Toros: İklimdeki değişiklikler, mevsim kaymalarına sebep olabilir
Prof. Dr. Hüseyin Toros, sel felaketlerine yol açan şiddetli yağış ve hava değişimleriyle ilgili açıklamalarda bulundu.
Fotoğraf: DHA
Son dönemde sel felaketlerine yol açan şiddetli yağış ve hava değişimleriyle ilgili konuşan İstanbul Teknik Üniversitesi Uçak ve Uzay Bilimleri Fakültesi Meteoroloji Mühendisliği Bölümü Öğretim Üyesi Prof. Dr. Hüseyin Toros, atmosferdeki dengeyi bozan etkenlerin ortadan kaldırılmaması durumunda daha büyük sorunların oluşabileceğini belirtti.
Toros, Ordu ve Rize'deki sel felaketinin, Karadeniz'de yaşanan sel, iklim şartlarına uygun arazi kullanımı olsaydı veya binalarda su basmanı ya da binalar ayakları üzerinde olsaydı bu felaketin yaşanmayacağını belirtti. Yağışların bir anda cadde ve derelere inmesini engelleyip, yöreye özgü farklı çözümler üretilerek sel ve taşkınların oluşmasının engellenebileceğini belirten Toros, “Suyun kaçışı tamamen kapatılıyor, suyun gidebileceği yer yok. Bu faydadan daha çok zarara yol açar” dedi.
İklimdeki değişikliklerin, mevsim kaymalarına sebep olabileceğini belirten Toros, “Sıcak hava dalgası, aşırı yağışlar, doluda artışlar gibi meteorolojik uç değerlerin sayısı ve şiddeti artabilir.
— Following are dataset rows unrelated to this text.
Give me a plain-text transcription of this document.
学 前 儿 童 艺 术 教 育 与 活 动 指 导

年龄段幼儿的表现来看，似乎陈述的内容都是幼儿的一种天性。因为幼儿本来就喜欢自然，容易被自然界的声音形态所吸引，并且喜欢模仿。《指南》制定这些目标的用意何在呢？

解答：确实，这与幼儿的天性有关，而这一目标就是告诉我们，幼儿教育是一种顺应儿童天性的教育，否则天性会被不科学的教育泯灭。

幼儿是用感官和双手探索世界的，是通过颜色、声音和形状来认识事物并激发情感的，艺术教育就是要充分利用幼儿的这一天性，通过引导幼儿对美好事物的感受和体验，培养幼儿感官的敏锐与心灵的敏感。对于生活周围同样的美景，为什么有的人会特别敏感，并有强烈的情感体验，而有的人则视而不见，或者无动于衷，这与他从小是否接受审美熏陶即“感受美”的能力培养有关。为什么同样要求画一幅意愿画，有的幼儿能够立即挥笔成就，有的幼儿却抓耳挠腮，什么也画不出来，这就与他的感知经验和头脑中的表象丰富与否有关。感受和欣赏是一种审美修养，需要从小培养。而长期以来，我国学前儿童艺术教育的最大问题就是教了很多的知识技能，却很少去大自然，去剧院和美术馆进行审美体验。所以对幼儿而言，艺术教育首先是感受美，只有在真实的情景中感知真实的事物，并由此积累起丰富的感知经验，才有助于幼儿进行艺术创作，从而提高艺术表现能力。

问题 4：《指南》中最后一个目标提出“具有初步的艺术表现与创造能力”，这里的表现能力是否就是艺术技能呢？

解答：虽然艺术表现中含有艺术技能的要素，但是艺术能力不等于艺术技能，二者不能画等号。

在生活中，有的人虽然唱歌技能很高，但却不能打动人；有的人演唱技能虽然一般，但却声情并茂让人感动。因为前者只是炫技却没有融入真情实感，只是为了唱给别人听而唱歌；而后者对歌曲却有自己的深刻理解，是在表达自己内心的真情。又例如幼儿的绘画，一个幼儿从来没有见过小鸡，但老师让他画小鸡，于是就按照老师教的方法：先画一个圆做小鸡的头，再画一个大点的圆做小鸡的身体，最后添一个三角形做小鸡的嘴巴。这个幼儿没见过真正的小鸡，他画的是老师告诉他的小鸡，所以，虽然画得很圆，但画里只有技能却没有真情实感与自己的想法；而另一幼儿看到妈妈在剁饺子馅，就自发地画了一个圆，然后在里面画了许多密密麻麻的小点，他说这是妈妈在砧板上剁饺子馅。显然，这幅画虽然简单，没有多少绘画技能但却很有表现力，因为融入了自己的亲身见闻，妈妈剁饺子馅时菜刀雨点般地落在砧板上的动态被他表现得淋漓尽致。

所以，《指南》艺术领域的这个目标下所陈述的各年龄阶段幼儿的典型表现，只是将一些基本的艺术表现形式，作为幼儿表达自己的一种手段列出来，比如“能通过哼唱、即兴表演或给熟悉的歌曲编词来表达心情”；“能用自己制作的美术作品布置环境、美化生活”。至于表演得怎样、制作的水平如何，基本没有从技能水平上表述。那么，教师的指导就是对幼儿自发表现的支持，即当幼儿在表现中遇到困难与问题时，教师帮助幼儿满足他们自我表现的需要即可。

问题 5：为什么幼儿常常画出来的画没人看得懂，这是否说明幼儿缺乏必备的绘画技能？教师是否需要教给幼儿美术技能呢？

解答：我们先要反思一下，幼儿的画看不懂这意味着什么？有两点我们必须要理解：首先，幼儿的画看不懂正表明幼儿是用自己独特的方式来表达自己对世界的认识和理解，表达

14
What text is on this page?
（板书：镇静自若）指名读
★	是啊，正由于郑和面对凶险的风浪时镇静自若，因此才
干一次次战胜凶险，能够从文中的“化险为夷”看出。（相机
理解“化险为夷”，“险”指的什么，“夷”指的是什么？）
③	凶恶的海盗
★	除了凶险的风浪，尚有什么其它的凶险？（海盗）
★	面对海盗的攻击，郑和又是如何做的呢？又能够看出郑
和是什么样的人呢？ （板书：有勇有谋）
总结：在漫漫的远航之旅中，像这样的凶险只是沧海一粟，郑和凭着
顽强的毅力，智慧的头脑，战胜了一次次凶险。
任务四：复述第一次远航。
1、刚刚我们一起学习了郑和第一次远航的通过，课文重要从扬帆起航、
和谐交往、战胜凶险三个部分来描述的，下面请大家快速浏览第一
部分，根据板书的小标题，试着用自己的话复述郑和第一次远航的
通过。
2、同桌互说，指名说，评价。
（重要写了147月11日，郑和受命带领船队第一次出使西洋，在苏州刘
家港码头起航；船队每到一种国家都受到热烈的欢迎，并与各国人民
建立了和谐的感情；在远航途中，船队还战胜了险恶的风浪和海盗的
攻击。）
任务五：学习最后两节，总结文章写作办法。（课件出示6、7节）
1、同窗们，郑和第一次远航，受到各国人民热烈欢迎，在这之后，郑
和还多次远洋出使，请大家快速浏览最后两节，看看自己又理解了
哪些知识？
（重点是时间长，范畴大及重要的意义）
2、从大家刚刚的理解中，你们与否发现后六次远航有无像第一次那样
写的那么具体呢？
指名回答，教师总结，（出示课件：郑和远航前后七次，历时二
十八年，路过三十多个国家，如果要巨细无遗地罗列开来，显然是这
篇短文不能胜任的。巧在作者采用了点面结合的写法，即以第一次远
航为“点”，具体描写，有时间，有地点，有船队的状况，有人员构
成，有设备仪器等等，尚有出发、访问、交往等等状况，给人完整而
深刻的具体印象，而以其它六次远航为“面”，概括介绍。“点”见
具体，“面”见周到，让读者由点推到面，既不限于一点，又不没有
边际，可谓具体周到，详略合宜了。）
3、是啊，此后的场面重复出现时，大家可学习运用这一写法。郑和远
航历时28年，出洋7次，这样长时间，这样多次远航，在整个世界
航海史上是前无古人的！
Geçen yıl İstanbul'da yaşanan dolu gibi bu tür uç değerleri daha sık yaşayabiliriz" dedi.
‘ATMOSFERE AŞIRI MİKTARDA KİRLETİCİ SALINDI’
Geçen yüzyılda, sanayideki gelişmelere bağlı fosil yakıtlarının kullanımının arttığını, bunun da atmosferi kirleterek ekolojik dengeyi bozduğunu anlatan Toros, atmosfere aşırı miktarda kirletici salındığını dile getirdi. Toros, sadece karbondioksit miktarının yüzde 25 arttığına dikkati çekerek, şunları kaydetti: "Bunun dışında metan gibi diğer sera gazlarında da artış oldu.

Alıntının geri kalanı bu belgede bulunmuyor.